Silverstein: There are two choices that companies have. If you're in the middle market, you have to understand that you fundamentally can't do both things. You have to decide who you are and whom you serve. It's very much the Warren Buffett model of running a company, which is to delay or reduce spending and focus in on delivery of a very successful pricing formula. That's one way. The other way is to turn up the heat on innovation and to think about the emotional characteristics of consumer needs and to give them goods that they can crave, goods that will allow them to celebrate their lives and celebrate their success.
Reibstein: I think that this is a very compelling story. Any final thoughts?
Silverstein: I think the most important thing is the optimism and sense of success that consumers feel as a result of this phenomenon. And you don't see this very much in the popular press. If you read the New York Times you may think that Americans are angry and dissatisfied with their lives and they don't save a dime. I think that our research actually says that they are really very optimistic about the future.
In the book we have a character named Sarah. Sarah has a propensity to drop into tears in a second. But we spent about 14 hours interviewing her and watching her in her home. She is an incredibly devoted mother, loves her three girls, loves her husband and is happy in her suburban life. She thinks that all of the three girls are going to be college educated and will go on to graduate school. They will have come from a home where there's a lot of love and lots of support. If there is anything that the girls really need they will get it. And this is on the combined income of her and her husband.

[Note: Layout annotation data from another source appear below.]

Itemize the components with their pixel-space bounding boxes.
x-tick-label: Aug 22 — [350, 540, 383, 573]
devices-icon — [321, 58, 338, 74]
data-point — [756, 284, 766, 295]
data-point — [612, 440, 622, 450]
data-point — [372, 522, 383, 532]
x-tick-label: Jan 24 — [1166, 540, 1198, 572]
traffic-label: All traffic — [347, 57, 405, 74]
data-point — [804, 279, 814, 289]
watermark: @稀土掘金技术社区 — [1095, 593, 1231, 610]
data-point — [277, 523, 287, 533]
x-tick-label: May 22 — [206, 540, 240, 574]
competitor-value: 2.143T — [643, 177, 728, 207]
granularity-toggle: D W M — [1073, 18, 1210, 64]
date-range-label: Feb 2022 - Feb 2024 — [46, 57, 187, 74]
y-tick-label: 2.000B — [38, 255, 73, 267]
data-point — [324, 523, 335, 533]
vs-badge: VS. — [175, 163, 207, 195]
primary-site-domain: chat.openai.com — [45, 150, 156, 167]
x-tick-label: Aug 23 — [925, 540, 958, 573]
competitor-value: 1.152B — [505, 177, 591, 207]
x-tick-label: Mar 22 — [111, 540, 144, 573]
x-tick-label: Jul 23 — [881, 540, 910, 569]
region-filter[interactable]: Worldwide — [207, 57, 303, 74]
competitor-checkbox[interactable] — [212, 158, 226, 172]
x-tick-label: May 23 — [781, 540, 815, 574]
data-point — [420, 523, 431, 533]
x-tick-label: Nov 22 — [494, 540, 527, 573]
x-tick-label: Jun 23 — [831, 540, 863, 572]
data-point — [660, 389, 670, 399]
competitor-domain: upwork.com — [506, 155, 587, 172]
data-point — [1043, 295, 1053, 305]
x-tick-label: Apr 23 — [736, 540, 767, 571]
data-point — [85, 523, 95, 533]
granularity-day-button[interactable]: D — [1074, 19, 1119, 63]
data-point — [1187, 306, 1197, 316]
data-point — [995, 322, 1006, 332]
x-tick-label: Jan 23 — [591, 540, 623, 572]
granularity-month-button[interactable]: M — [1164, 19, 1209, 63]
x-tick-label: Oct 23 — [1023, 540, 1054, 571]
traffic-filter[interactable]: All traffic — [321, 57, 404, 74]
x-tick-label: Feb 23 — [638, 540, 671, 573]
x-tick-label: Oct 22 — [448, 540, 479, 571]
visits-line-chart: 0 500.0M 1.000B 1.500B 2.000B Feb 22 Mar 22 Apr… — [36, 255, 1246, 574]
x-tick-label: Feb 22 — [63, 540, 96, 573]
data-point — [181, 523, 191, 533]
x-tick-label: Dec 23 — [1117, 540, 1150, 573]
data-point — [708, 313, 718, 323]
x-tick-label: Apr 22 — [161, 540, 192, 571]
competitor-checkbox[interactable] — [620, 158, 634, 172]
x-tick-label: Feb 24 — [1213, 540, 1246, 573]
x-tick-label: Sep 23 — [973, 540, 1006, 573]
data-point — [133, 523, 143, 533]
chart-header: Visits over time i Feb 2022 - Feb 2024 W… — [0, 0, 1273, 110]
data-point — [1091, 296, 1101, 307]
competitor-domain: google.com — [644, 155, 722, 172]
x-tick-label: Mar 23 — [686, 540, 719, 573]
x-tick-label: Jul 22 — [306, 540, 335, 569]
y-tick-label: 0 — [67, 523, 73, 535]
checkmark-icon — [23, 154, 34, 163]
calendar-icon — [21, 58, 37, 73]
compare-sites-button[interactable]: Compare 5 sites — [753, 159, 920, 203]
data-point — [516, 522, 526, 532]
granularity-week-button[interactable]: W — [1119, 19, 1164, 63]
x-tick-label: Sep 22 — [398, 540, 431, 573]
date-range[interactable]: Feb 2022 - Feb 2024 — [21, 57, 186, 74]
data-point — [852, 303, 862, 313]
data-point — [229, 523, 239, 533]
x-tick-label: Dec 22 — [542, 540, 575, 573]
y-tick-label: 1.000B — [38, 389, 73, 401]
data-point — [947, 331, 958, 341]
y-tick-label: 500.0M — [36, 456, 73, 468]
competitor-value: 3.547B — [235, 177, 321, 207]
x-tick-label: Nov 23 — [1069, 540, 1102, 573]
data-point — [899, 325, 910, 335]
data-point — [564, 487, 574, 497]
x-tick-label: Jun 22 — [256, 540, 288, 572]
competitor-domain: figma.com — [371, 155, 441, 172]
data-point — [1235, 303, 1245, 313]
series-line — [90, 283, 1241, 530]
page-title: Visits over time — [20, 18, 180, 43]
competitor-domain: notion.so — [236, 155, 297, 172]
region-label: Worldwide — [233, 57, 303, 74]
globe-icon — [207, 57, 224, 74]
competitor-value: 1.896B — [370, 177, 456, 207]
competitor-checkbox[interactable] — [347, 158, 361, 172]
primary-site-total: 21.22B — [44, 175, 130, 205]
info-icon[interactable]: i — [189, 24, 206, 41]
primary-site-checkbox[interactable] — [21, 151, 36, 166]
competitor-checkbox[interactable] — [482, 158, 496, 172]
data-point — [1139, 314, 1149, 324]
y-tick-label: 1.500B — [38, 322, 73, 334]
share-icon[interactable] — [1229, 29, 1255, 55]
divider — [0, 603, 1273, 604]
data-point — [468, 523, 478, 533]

He is a school teacher and she is a part-time nurse and their combined family income is right around $100,000. They live in a house that has a $325,000 value and they have a $240,000 mortgage -- but they make the budget balance every month. They go on vacations, they buy things, they buy durable goods, and they keep their cars in good repair. He has a couple of hobbies. I think that Treasure Hunt is a celebration of how happy and fulfilled the low-cost consumer is. And you don't read about that, you don't get that sense. In fact, they view themselves as in the driver's seat and in charge.